Cada piedra en esa escollera tenia una historia particular. Había sido construida por inmigrantes europeos con herramientas muy primitivas, hacia ya muchas décadas. Me pregunté quien más estaría frente al padre de la luz y
de espaldas al resto del mundo, dentro de cuatrocientos veinte millones de olas costeras. Imaginé un ser frágil frente un universo de preguntas sin respuesta. Nacerá, como todos, conformado por atomos que luego de ser combustible de estrellas en los comienzos de los tiempos, viajaron por el espacio durante miles de millones de años hasta llegar, por azar, a la tierra. Para luego ser parte, quizas, de la rueda de un tren, de una montaña en Nebraska, de una aspirina, un grillo, una cascara de huevo, un diamante, del enchufe de un pulmotor, de un mapa de Magallanes, del culo de un perro, de un cactus, de un palacio en Tehran, de un sandwich de queso, de la represa Hoover, de un pepino de mar, de la luna, de la paloma blanca de Tesla, de mis uñas, manos, dientes y huesos. Del mar. De todos algo. Un enigmatico ciclo de recilado de los elementos.
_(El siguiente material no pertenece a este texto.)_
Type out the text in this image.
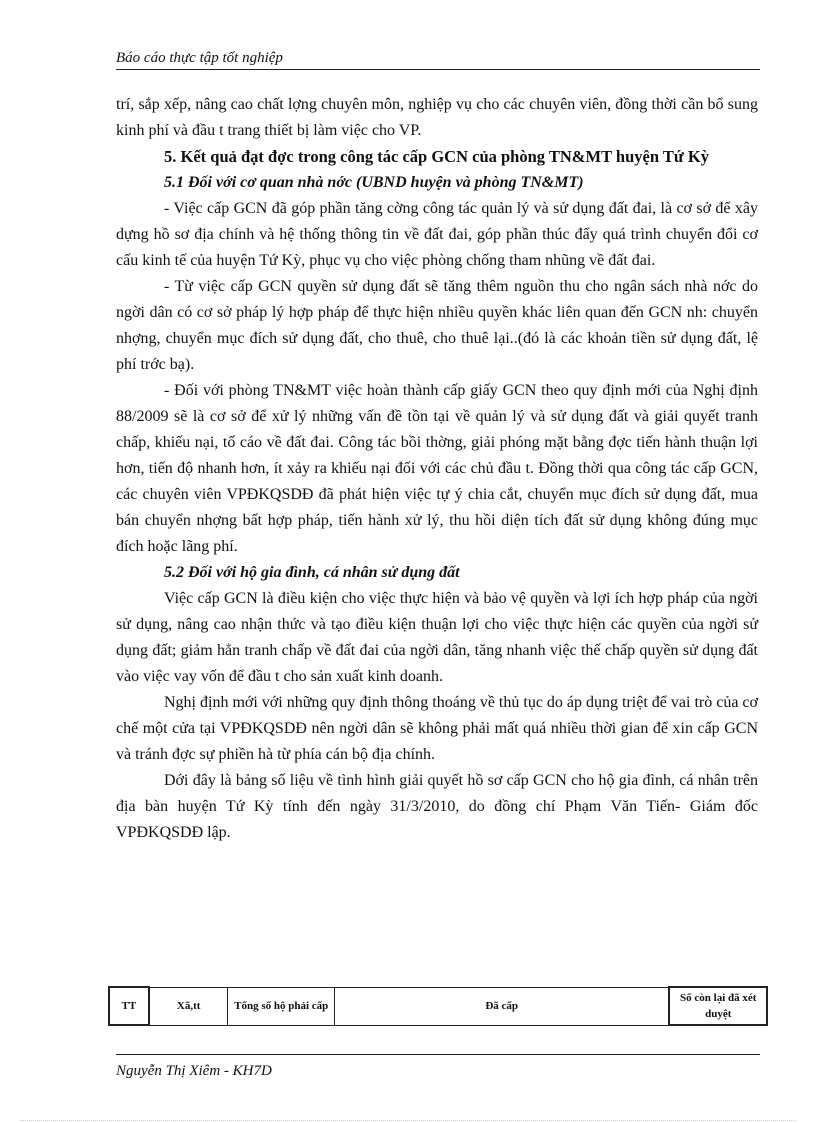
Báo cáo thực tập tốt nghiệp

trí, sắp xếp, nâng cao chất lợng chuyên môn, nghiệp vụ cho các chuyên viên, đồng thời cần bổ sung kinh phí và đầu t trang thiết bị làm việc cho VP.

5. Kết quả đạt đợc trong công tác cấp GCN của phòng TN&MT huyện Tứ Kỳ

5.1 Đối với cơ quan nhà nớc (UBND huyện và phòng TN&MT)

- Việc cấp GCN đã góp phần tăng cờng công tác quản lý và sử dụng đất đai, là cơ sở để xây dựng hồ sơ địa chính và hệ thống thông tin về đất đai, góp phần thúc đẩy quá trình chuyển đổi cơ cấu kinh tế của huyện Tứ Kỳ, phục vụ cho việc phòng chống tham nhũng về đất đai.

- Từ việc cấp GCN quyền sử dụng đất sẽ tăng thêm nguồn thu cho ngân sách nhà nớc do ngời dân có cơ sở pháp lý hợp pháp để thực hiện nhiều quyền khác liên quan đến GCN nh: chuyển nhợng, chuyển mục đích sử dụng đất, cho thuê, cho thuê lại..(đó là các khoản tiền sử dụng đất, lệ phí trớc bạ).

- Đối với phòng TN&MT việc hoàn thành cấp giấy GCN theo quy định mới của Nghị định 88/2009 sẽ là cơ sở để xử lý những vấn đề tồn tại về quản lý và sử dụng đất và giải quyết tranh chấp, khiếu nại, tố cáo về đất đai. Công tác bồi thờng, giải phóng mặt bằng đợc tiến hành thuận lợi hơn, tiến độ nhanh hơn, ít xảy ra khiếu nại đối với các chủ đầu t. Đồng thời qua công tác cấp GCN, các chuyên viên VPĐKQSDĐ đã phát hiện việc tự ý chia cắt, chuyển mục đích sử dụng đất, mua bán chuyển nhợng bất hợp pháp, tiến hành xử lý, thu hồi diện tích đất sử dụng không đúng mục đích hoặc lãng phí.

5.2 Đối với hộ gia đình, cá nhân sử dụng đất

Việc cấp GCN là điều kiện cho việc thực hiện và bảo vệ quyền và lợi ích hợp pháp của ngời sử dụng, nâng cao nhận thức và tạo điều kiện thuận lợi cho việc thực hiện các quyền của ngời sử dụng đất; giảm hẳn tranh chấp về đất đai của ngời dân, tăng nhanh việc thế chấp quyền sử dụng đất vào việc vay vốn để đầu t cho sản xuất kinh doanh.

Nghị định mới với những quy định thông thoáng về thủ tục do áp dụng triệt để vai trò của cơ chế một cửa tại VPĐKQSDĐ nên ngời dân sẽ không phải mất quá nhiều thời gian để xin cấp GCN và tránh đợc sự phiền hà từ phía cán bộ địa chính.

Dới đây là bảng số liệu về tình hình giải quyết hồ sơ cấp GCN cho hộ gia đình, cá nhân trên địa bàn huyện Tứ Kỳ tính đến ngày 31/3/2010, do đồng chí Phạm Văn Tiến- Giám đốc VPĐKQSDĐ lập.

TT	Xã,tt	Tổng số hộ phải cấp	Đã cấp	Số còn lại đã xét duyệt
Nguyễn Thị Xiêm - KH7D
Una ola rompio cerca de mi y volví a abrir los ojos. Tuve frío y decidí regresar a mi auto. Encendí la calefacción,
puse reversa y, al mirar por el espejo retrovisor, no pude sino reir al notar el gran parecido entre mi pelo y el de Andrew Jackson en el billete de $20 dólares. Una masa de aire polar me había dado cierto look al presidente mejor peinado de la historia. Puse un disco de boards of canada y manejé, entre jineteras vencidas y amarillos titilantes,
sin que nadie en el cosmos notara siquiera, mi nueva imagen.